Because TRICARE wasn’t open to service elderly, it forced thousands of them out of base clinics and hospitals to cost-share under Medicare.

The ruling also would mean that users of the new TRICARE for Life plan, which takes effect in October, should not have to pay Medicare Part B premiums of $50 a month, Day said, though no one should assume such a result.

The Justice Department has until mid-March to decide whether to appeal.

Day began the fight in August 1996 and organized older retirees into the Class Act Group. At his law office in Fort Walton Beach, Fla., the 76-year-old said he was "walking 3 feet off the ground."

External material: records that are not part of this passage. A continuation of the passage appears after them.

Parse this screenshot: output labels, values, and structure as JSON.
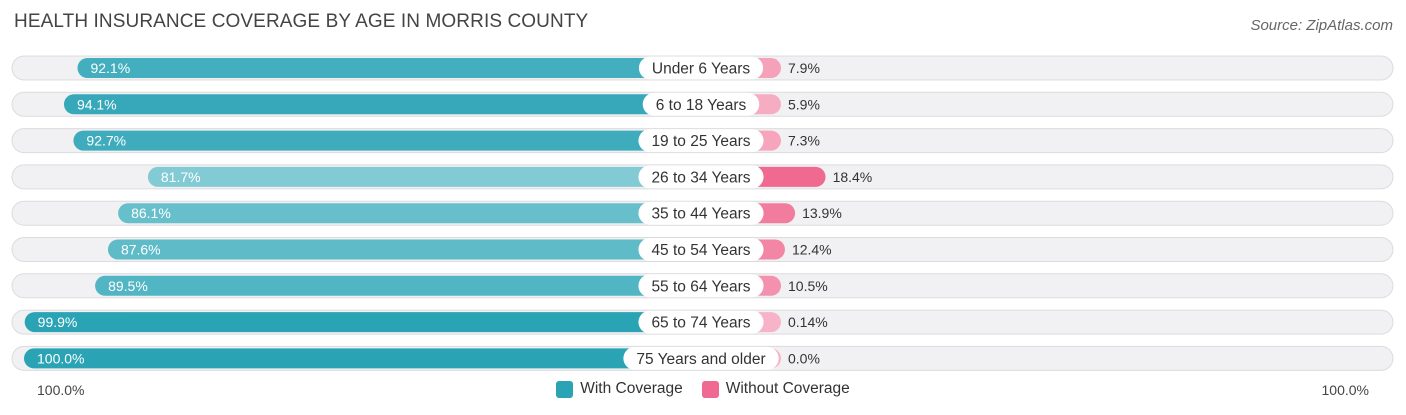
{
  "title": "HEALTH INSURANCE COVERAGE BY AGE IN MORRIS COUNTY",
  "source": "Source: ZipAtlas.com",
  "colors": {
    "with_strong": "#2aa3b5",
    "with_light": "#86cdd6",
    "without_strong": "#f06990",
    "without_light": "#f7b3c7",
    "track": "#f1f1f3",
    "track_border": "#dcdcdf"
  },
  "legend": {
    "with_label": "With Coverage",
    "without_label": "Without Coverage"
  },
  "axis": {
    "left_label": "100.0%",
    "right_label": "100.0%"
  },
  "chart_data": {
    "type": "bar",
    "orientation": "horizontal-diverging",
    "title": "HEALTH INSURANCE COVERAGE BY AGE IN MORRIS COUNTY",
    "categories": [
      "Under 6 Years",
      "6 to 18 Years",
      "19 to 25 Years",
      "26 to 34 Years",
      "35 to 44 Years",
      "45 to 54 Years",
      "55 to 64 Years",
      "65 to 74 Years",
      "75 Years and older"
    ],
    "series": [
      {
        "name": "With Coverage",
        "values": [
          92.1,
          94.1,
          92.7,
          81.7,
          86.1,
          87.6,
          89.5,
          99.9,
          100.0
        ],
        "labels": [
          "92.1%",
          "94.1%",
          "92.7%",
          "81.7%",
          "86.1%",
          "87.6%",
          "89.5%",
          "99.9%",
          "100.0%"
        ]
      },
      {
        "name": "Without Coverage",
        "values": [
          7.9,
          5.9,
          7.3,
          18.4,
          13.9,
          12.4,
          10.5,
          0.14,
          0.0
        ],
        "labels": [
          "7.9%",
          "5.9%",
          "7.3%",
          "18.4%",
          "13.9%",
          "12.4%",
          "10.5%",
          "0.14%",
          "0.0%"
        ]
      }
    ],
    "xlim": [
      0,
      100
    ],
    "legend_position": "bottom-center"
  }
}
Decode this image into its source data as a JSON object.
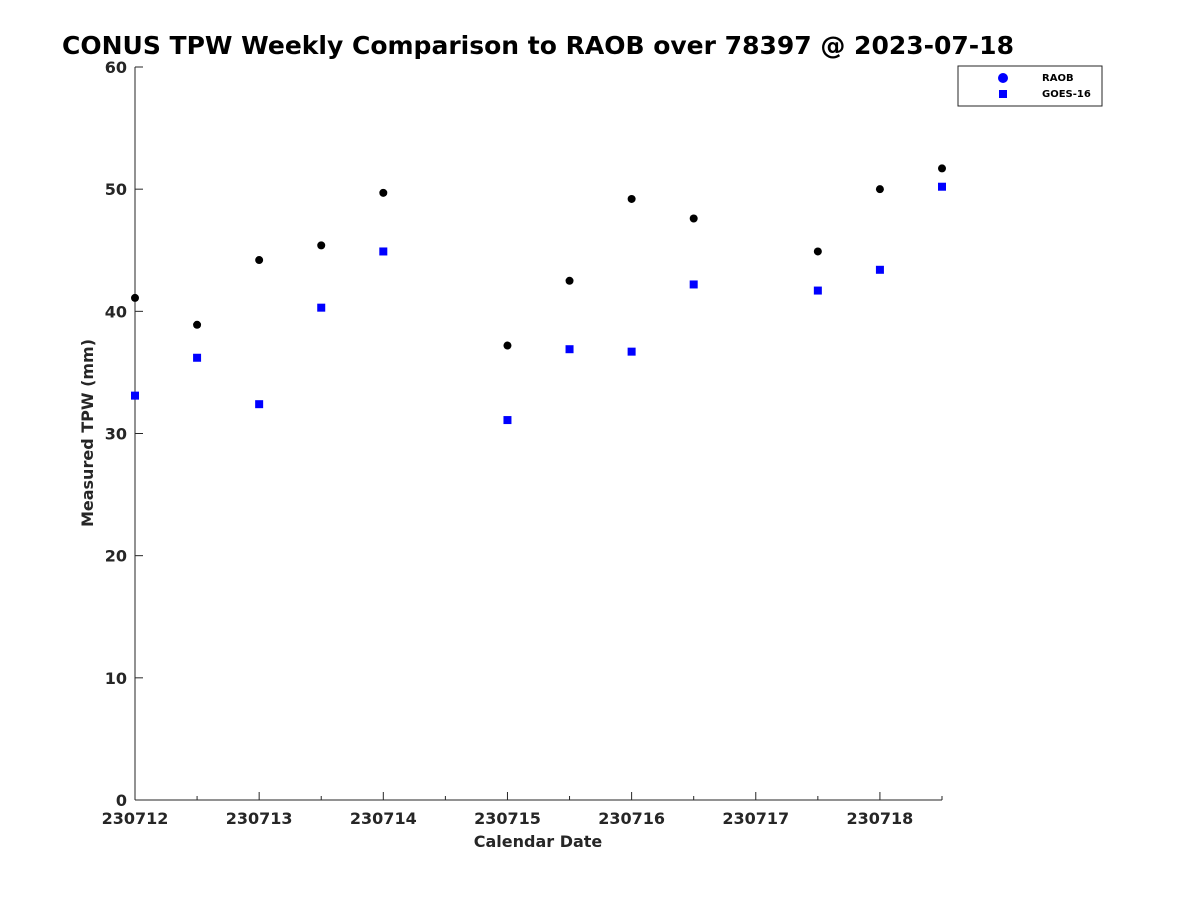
{
  "chart_data": {
    "type": "scatter",
    "title": "CONUS TPW Weekly Comparison to RAOB over 78397 @ 2023-07-18",
    "xlabel": "Calendar Date",
    "ylabel": "Measured TPW (mm)",
    "x_ticks": [
      "230712",
      "230713",
      "230714",
      "230715",
      "230716",
      "230717",
      "230718"
    ],
    "xlim": [
      0,
      6.5
    ],
    "ylim": [
      0,
      60
    ],
    "y_ticks": [
      "0",
      "10",
      "20",
      "30",
      "40",
      "50",
      "60"
    ],
    "grid": false,
    "legend_position": "top-right",
    "series": [
      {
        "name": "RAOB",
        "marker": "circle",
        "color": "#000000",
        "legend_color": "#0000ff",
        "x": [
          0,
          0.5,
          1,
          1.5,
          2,
          3,
          3.5,
          4,
          4.5,
          5.5,
          6,
          6.5
        ],
        "values": [
          41.1,
          38.9,
          44.2,
          45.4,
          49.7,
          37.2,
          42.5,
          49.2,
          47.6,
          44.9,
          50.0,
          51.7
        ]
      },
      {
        "name": "GOES-16",
        "marker": "square",
        "color": "#0000ff",
        "legend_color": "#0000ff",
        "x": [
          0,
          0.5,
          1,
          1.5,
          2,
          3,
          3.5,
          4,
          4.5,
          5.5,
          6,
          6.5
        ],
        "values": [
          33.1,
          36.2,
          32.4,
          40.3,
          44.9,
          31.1,
          36.9,
          36.7,
          42.2,
          41.7,
          43.4,
          50.2
        ]
      }
    ]
  }
}
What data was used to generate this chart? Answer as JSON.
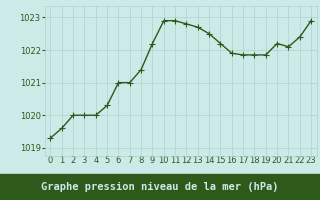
{
  "x": [
    0,
    1,
    2,
    3,
    4,
    5,
    6,
    7,
    8,
    9,
    10,
    11,
    12,
    13,
    14,
    15,
    16,
    17,
    18,
    19,
    20,
    21,
    22,
    23
  ],
  "y": [
    1019.3,
    1019.6,
    1020.0,
    1020.0,
    1020.0,
    1020.3,
    1021.0,
    1021.0,
    1021.4,
    1022.2,
    1022.9,
    1022.9,
    1022.8,
    1022.7,
    1022.5,
    1022.2,
    1021.9,
    1021.85,
    1021.85,
    1021.85,
    1022.2,
    1022.1,
    1022.4,
    1022.9
  ],
  "bg_color": "#cceae7",
  "line_color": "#2d5a1b",
  "marker_color": "#2d5a1b",
  "grid_color": "#aad4cf",
  "tick_color": "#2d5a1b",
  "xlim": [
    -0.5,
    23.5
  ],
  "ylim": [
    1018.75,
    1023.35
  ],
  "yticks": [
    1019,
    1020,
    1021,
    1022,
    1023
  ],
  "xtick_labels": [
    "0",
    "1",
    "2",
    "3",
    "4",
    "5",
    "6",
    "7",
    "8",
    "9",
    "10",
    "11",
    "12",
    "13",
    "14",
    "15",
    "16",
    "17",
    "18",
    "19",
    "20",
    "21",
    "22",
    "23"
  ],
  "xlabel": "Graphe pression niveau de la mer (hPa)",
  "xlabel_fontsize": 7.5,
  "tick_fontsize": 6.0,
  "linewidth": 1.0,
  "markersize": 2.0,
  "bottom_label_bg": "#2d5a1b",
  "bottom_label_fg": "#cceae7"
}
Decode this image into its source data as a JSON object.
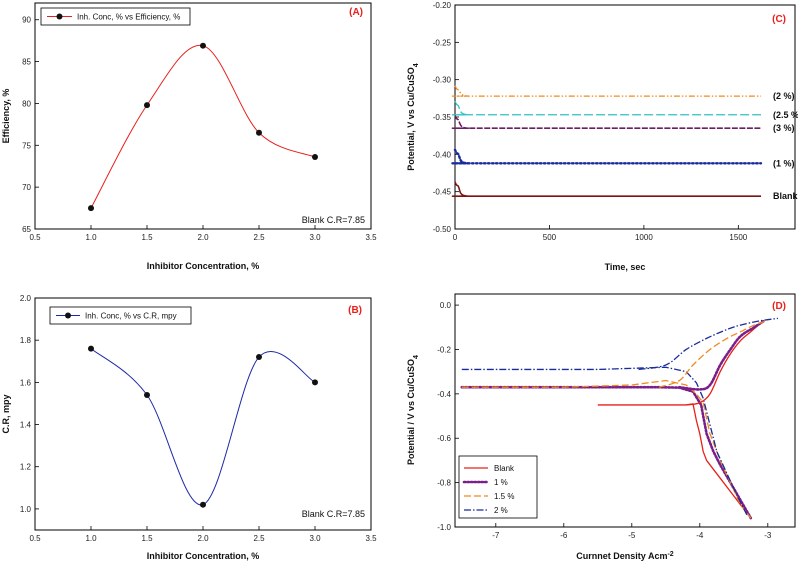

The decision reversed a pro-government judgment in September 1998 from U.S. District Court Judge Roger Vinson in Pensacola, Fla, that confirmed promises of free lifetime health care were made routinely as an enticement to serve, but were not backed by law or regulation and thus not "contractually binding."

The appeals court found Day’s documents — from old Navy medical manuals to a recent recruiting brochure — persuasive.

"The government cannot unilaterally amend the contract terms now," the appeals court ruled. The government "breached its implied-in-fact contract with the retirees when it failed to provide them with health care benefits at no cost."

The appeals court reversed Vinson’s summary judgment for the government, and ordered the case returned "for determination of damages."

Day targeted his case to retirees who entered service before President Eisenhower signed a law that limited the military’s medical obligation to retirees based on availability of staff and space in military hospitals. Most service people didn’t know about the change, Day said.

Morally, it wasn’t right to continue to promise free lifetime health care to generations of recruits, Day said. That’s why Congress, under intense pressure, passed TRICARE for Life and TRICARE Senior Pharmacy programs last year.

Billions of dollars are at stake. Day said he is filing a motion to designate the lawsuit a class action on behalf of World War II and Korean retirees who have been honorably retired after 20 years or more active duty, had no break in service since June 7, 1956, until retirement, and draw Social Security.